If President Trump follows through with his suggestion that he might withhold subsidy payments to insurers as a way to force Democrats to the negotiating table, the move might have little effect on his political opponents but push struggling health plans out of the ACA marketplace.
The president indicated in an interview with the Wall Street Journal last week that he was considering not making the cost-sharing reduction (CSR) payments that insurers depend on to recoup the cost of covering very low income consumers.
The goal would be to pressure Democrat leaders to negotiate on overhauling or repealing the Affordable Care Act, he said, but it could have more effect on insurers than politicians.

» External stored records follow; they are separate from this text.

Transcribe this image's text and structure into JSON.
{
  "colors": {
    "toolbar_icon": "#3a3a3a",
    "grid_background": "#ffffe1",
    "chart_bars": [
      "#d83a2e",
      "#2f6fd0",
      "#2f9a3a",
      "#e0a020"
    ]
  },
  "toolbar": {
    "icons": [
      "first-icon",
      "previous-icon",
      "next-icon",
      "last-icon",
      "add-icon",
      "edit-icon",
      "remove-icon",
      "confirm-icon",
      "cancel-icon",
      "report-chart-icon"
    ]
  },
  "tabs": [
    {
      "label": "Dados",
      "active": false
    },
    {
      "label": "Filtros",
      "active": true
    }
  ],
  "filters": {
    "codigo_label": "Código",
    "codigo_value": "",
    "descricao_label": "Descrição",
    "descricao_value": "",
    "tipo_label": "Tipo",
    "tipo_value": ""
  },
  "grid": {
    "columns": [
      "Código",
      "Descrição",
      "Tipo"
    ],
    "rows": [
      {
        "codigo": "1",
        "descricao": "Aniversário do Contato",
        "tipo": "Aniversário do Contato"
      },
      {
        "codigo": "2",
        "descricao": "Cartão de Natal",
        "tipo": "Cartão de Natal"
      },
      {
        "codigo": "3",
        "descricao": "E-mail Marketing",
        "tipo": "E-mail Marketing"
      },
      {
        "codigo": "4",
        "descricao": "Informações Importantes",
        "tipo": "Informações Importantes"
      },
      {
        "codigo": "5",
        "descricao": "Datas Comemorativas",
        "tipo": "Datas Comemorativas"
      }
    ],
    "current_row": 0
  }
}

There is nearly universal support for continuing the CSR payments among healthcare stakeholders, and many Republican leaders have been favorable as well, notes Joel Ario, managing director with the consulting group Manatt Health.
That may make it difficult to get a majority vote in the House Republican caucus, he says.
“The president is unlikely to gain any leverage with the Democrats by holding out since he pretty clearly will be blamed for the fallout if he cuts off the payments, especially now that he has acknowledged that he could keep the payments flowing.””In that context, the decision may well come down to President Trump, who has multiple ways to keep the payments flowing including simply deciding to continue the lawsuit or agreeing to further delays with the House Republicans,” Ario says.
The fallout could be severe, Ario says, with insurers on the edge deciding not to participate in 2018 and those that remain having to raise rates an estimated 19% to cover the shortfall.
Ironically, most of that cost would be borne by the federal government in the form of higher tax credits, but the process would be messy and the resulting destabilization would not bode well for future efforts to make bipartisan changes to the ACA, Ario says.
CSR Payments Unconstitutional?
Some Republicans have challenged the CSR payments as being unconstitutional because the funds were not appropriated, but the government has set a precedent by making the payments, says Sally C. Pipes, CEO of the Health Care Policy at the Pacific Research Institute.
The insurers have lost so much money on the exchanges because the “young invincibles” didn’t sign up in the numbers necessary to compensate for the older and sicker customers, and the cost of insuring very low income people only added to the financial burden, Pipes notes. The CSR payments at least helped some insurers keep their heads above water, she says.
“It’s unfortunate that they made these payments when they hadn’t been appropriated because now we’re in a mess,” she says. “A number of insurers have said they’re going to cut way back again next year as far as participating in the exchanges, and in the case of Humana they’re not going to be in any exchanges. If Trump withholds the CSR payments, there probably will be even more insurers who say they are going to get out of the exchange market.”
Taking the payments away could push some insurers to concluding they just can’t make the numbers work.
“It could lead to a faster death spiral of Obamacare,” Pipes says.